Olympia, now under Patriot control, was fundamentally different than Seattle. Carol marveled at how there were no lines for things. In Seattle, she stood in line at every store and paid for things with an FCard. In Olympia, there were small businesses springing up. People paid with New Dollars, which was the currency of the southern and western states, and with some weird local currencies. They still bartered, but it was weird for Carol to watch people buy things with cash. It was all cards in Seattle.

Being in a Patriot city was very strange for Carol. She was in teabagger central. She expected to see Klansmen running around hanging blacks. That’s what she had been led to believe. She actually expected to see that.

After the initial shock of not seeing Klansmen, Carol’s next emotion was extreme indecisiveness. On one hand, she still feared the Klansman that she expected to see in that teabagger town. On the other hand, she was thankful for being out of jail and out of Seattle, which, she now had to admit, was crumbling. She could see with her own eyes, from the conditions in New Washington, that things were much better here.

However, she could not instantly feel comfortable in Olympia. She thought people would mock her, or would preach to her some fundamentalist Christianity, or wanted to hurt her because she was from “evil” Seattle. Yet, she knew it was better here. She could not decide if she belonged in New Washington, especially since she couldn’t feel comfortable in New Washington. She didn’t need permission to do things here. Everything was legal. There were so few police and soldiers around. People were making decisions for themselves.

Carol found this very hard. She had difficulty making decisions, even about little things. It was frustrating to make decisions. It seemed like too much work to make her own decisions. Then she would realize that making decisions was normal and having them made for you was not normal. She was slowly adjusting. Grant realized that his sister was suffering from what newly released prisoners often struggled with. They had had decisions made for them for so long that freedom was hard to adjust to.

Grant told Carol about the deal that got her out. A straight one-for-one swap of Carol for Grant was laughed at by the New Washington leadership. A war hero and head of the ReconComm for… a Spanish literature professor? The New Washington leadership never told Grant about the situation in case he did something stupid like turn himself in to Seattle to save his sister. Later, after he found out, Grant had to admit that he never would have done that. He barely knew his sister and she had made repeated choices to stay in Seattle. He didn’t want her in jail, but she chose to live in a place where people went to jail for no reason.

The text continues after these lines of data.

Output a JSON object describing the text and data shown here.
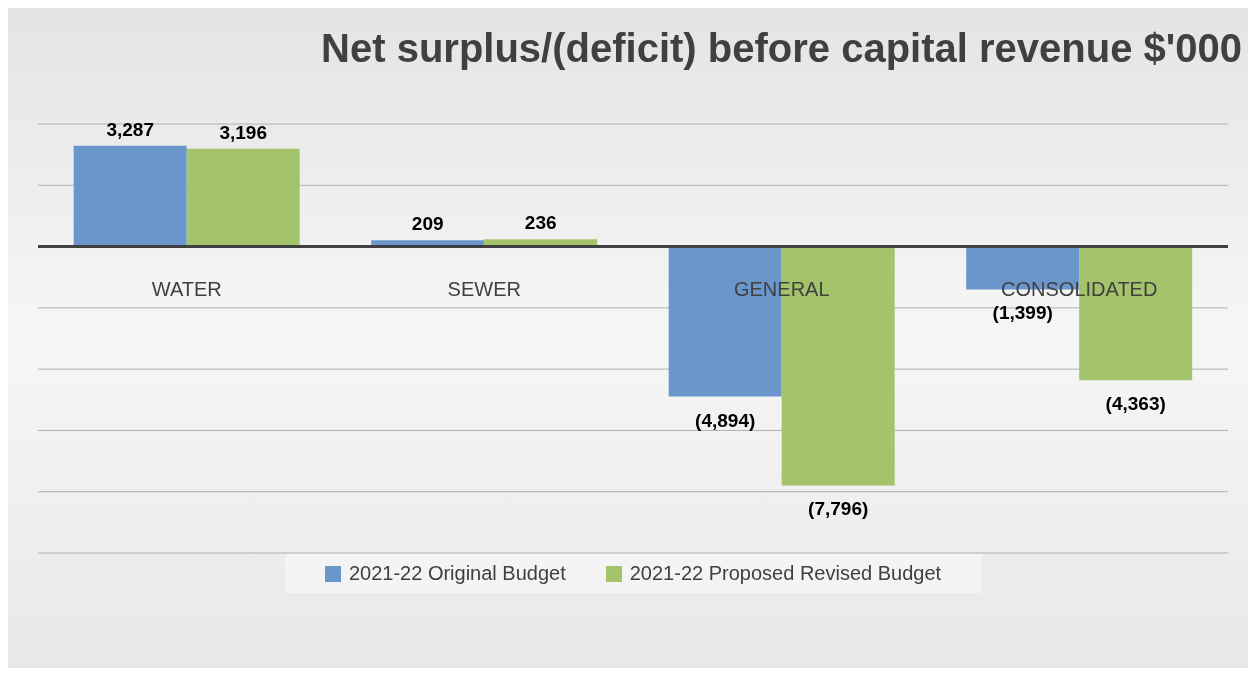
{
  "chart_data": {
    "type": "bar",
    "title": "Net surplus/(deficit) before capital revenue $'000",
    "categories": [
      "WATER",
      "SEWER",
      "GENERAL",
      "CONSOLIDATED"
    ],
    "series": [
      {
        "name": "2021-22 Original Budget",
        "color": "#6a96cc",
        "values": [
          3287,
          209,
          -4894,
          -1399
        ],
        "value_labels": [
          "3,287",
          "209",
          "(4,894)",
          "(1,399)"
        ]
      },
      {
        "name": "2021-22 Proposed Revised Budget",
        "color": "#a3c46b",
        "values": [
          3196,
          236,
          -7796,
          -4363
        ],
        "value_labels": [
          "3,196",
          "236",
          "(7,796)",
          "(4,363)"
        ]
      }
    ],
    "ylim": [
      -10000,
      4000
    ],
    "yticks": [
      {
        "value": -10000,
        "label": null
      },
      {
        "value": -8000,
        "label": null
      },
      {
        "value": -6000,
        "label": null
      },
      {
        "value": -4000,
        "label": null
      },
      {
        "value": -2000,
        "label": null
      },
      {
        "value": 0,
        "label": null
      },
      {
        "value": 2000,
        "label": null
      },
      {
        "value": 4000,
        "label": null
      }
    ],
    "grid": "y",
    "tick_labels": "x",
    "legend": "bottom"
  }
}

Just as the New Washington leadership suspected, Carol was the opening bid in a negotiation. When it was all over with, the Patriots and Limas traded prisoners. Equal numbers for equal numbers. The Patriots bent their own rules and counted Carol as a Lima prisoner to be swapped. So they got her out, but it only cost them a random Lima, not a prize like Grant’s capture.

As Carol settled into New Washington, she had to hide her identity because, as a family member of the chair of the ReconComm, she was a target for Lima attacks. She would also be a big target for a kidnapper because she could be used to get pardons from Grant. So New Washington issued her a new identity and she found a job working at a small bookstore. No one needed a Simon Bolivar-era Spanish literature professor anymore.